Ia menambahkan bahwa manfaat bendungan diharapkan dapat dirasakan langsung oleh masyarakat melalui peningkatan produktivitas pertanian, pengurangan risiko bencana hidrometeorologi, hingga pemerataan pembangunan daerah.
“Keberadaan bendungan-bendungan ini diharapkan memberikan manfaat yang besar bagi masyarakat, khususnya dalam meningkatkan produktivitas pertanian, menjamin ketersediaan air, sekaligus memperkuat fondasi pembangunan yang berkelanjutan,” lanjut Teddy.
Bendungan Meninting menjadi salah satu proyek strategis nasional yang dibangun untuk meningkatkan layanan irigasi pertanian di wilayah Lombok Barat dan sekitarnya.
Selain mendukung pengairan lahan pertanian, bendungan tersebut juga dirancang sebagai sumber air baku bagi masyarakat, pengendali banjir saat musim hujan, serta memiliki potensi pengembangan kawasan wisata berbasis bendungan.
Keberadaan infrastruktur ini dinilai penting mengingat sektor pertanian masih menjadi salah satu tulang punggung perekonomian masyarakat Nusa Tenggara Barat.
Pembangunan bendungan telah menjadi agenda strategis pemerintah Indonesia sejak beberapa periode terakhir sebagai bagian dari upaya meningkatkan ketahanan pangan nasional.
Indonesia memiliki karakteristik iklim tropis dengan curah hujan yang tinggi, namun distribusi air yang tidak merata sepanjang tahun. Kondisi tersebut menyebabkan sejumlah wilayah mengalami kekurangan air saat musim kemarau dan banjir ketika musim penghujan.
Karena itu, pembangunan bendungan dipandang sebagai solusi jangka panjang untuk mengelola sumber daya air secara lebih efektif. Selain menopang sektor pertanian, bendungan juga berfungsi menjaga ketersediaan air bersih, mendukung pembangkit listrik tenaga air (PLTA), mengurangi risiko banjir, hingga memperkuat ketahanan ekonomi daerah.
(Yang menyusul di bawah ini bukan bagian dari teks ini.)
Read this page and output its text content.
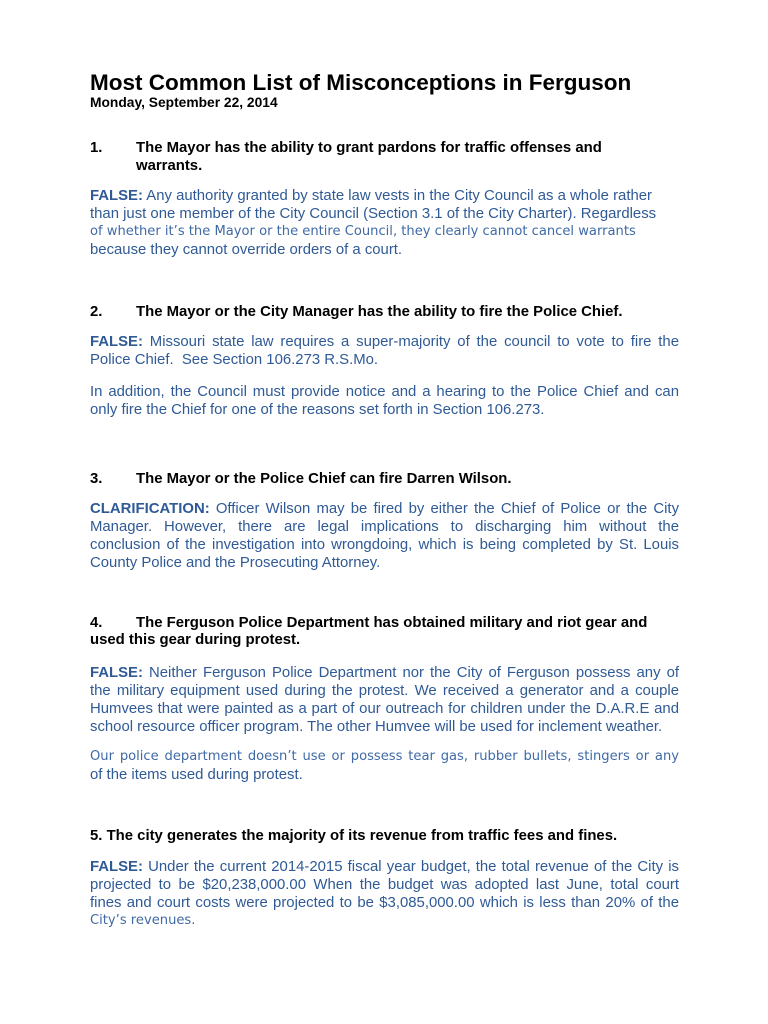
Most Common List of Misconceptions in Ferguson
Monday, September 22, 2014
1. The Mayor has the ability to grant pardons for traffic offenses and
warrants.
FALSE: Any authority granted by state law vests in the City Council as a whole rather
than just one member of the City Council (Section 3.1 of the City Charter). Regardless
of whether it’s the Mayor or the entire Council, they clearly cannot cancel warrants
because they cannot override orders of a court.
2. The Mayor or the City Manager has the ability to fire the Police Chief.
FALSE: Missouri state law requires a super-majority of the council to vote to fire the
Police Chief.  See Section 106.273 R.S.Mo.
In addition, the Council must provide notice and a hearing to the Police Chief and can
only fire the Chief for one of the reasons set forth in Section 106.273.
3. The Mayor or the Police Chief can fire Darren Wilson.
CLARIFICATION: Officer Wilson may be fired by either the Chief of Police or the City
Manager. However, there are legal implications to discharging him without the
conclusion of the investigation into wrongdoing, which is being completed by St. Louis
County Police and the Prosecuting Attorney.
4. The Ferguson Police Department has obtained military and riot gear and
used this gear during protest.
FALSE: Neither Ferguson Police Department nor the City of Ferguson possess any of
the military equipment used during the protest. We received a generator and a couple
Humvees that were painted as a part of our outreach for children under the D.A.R.E and
school resource officer program. The other Humvee will be used for inclement weather.
Our police department doesn’t use or possess tear gas, rubber bullets, stingers or any
of the items used during protest.
5. The city generates the majority of its revenue from traffic fees and fines.
FALSE: Under the current 2014-2015 fiscal year budget, the total revenue of the City is
projected to be $20,238,000.00 When the budget was adopted last June, total court
fines and court costs were projected to be $3,085,000.00 which is less than 20% of the
City’s revenues.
Pemerintah terus mendorong pembangunan infrastruktur air sebagai bagian dari strategi menuju Indonesia yang lebih tangguh menghadapi perubahan iklim sekaligus meningkatkan kesejahteraan masyarakat melalui sektor pertanian yang produktif.
Dalam kunjungan kerja tersebut, Presiden Prabowo turut didampingi Menteri Koordinator Bidang Pangan Zulkifli Hasan, Menteri Sekretaris Negara Prasetyo Hadi, serta Sekretaris Kabinet Teddy Indra Wijaya.
Peresmian lima bendungan secara bersamaan ini menjadi simbol percepatan pembangunan infrastruktur nasional yang diharapkan mampu memberikan manfaat nyata bagi masyarakat di berbagai daerah.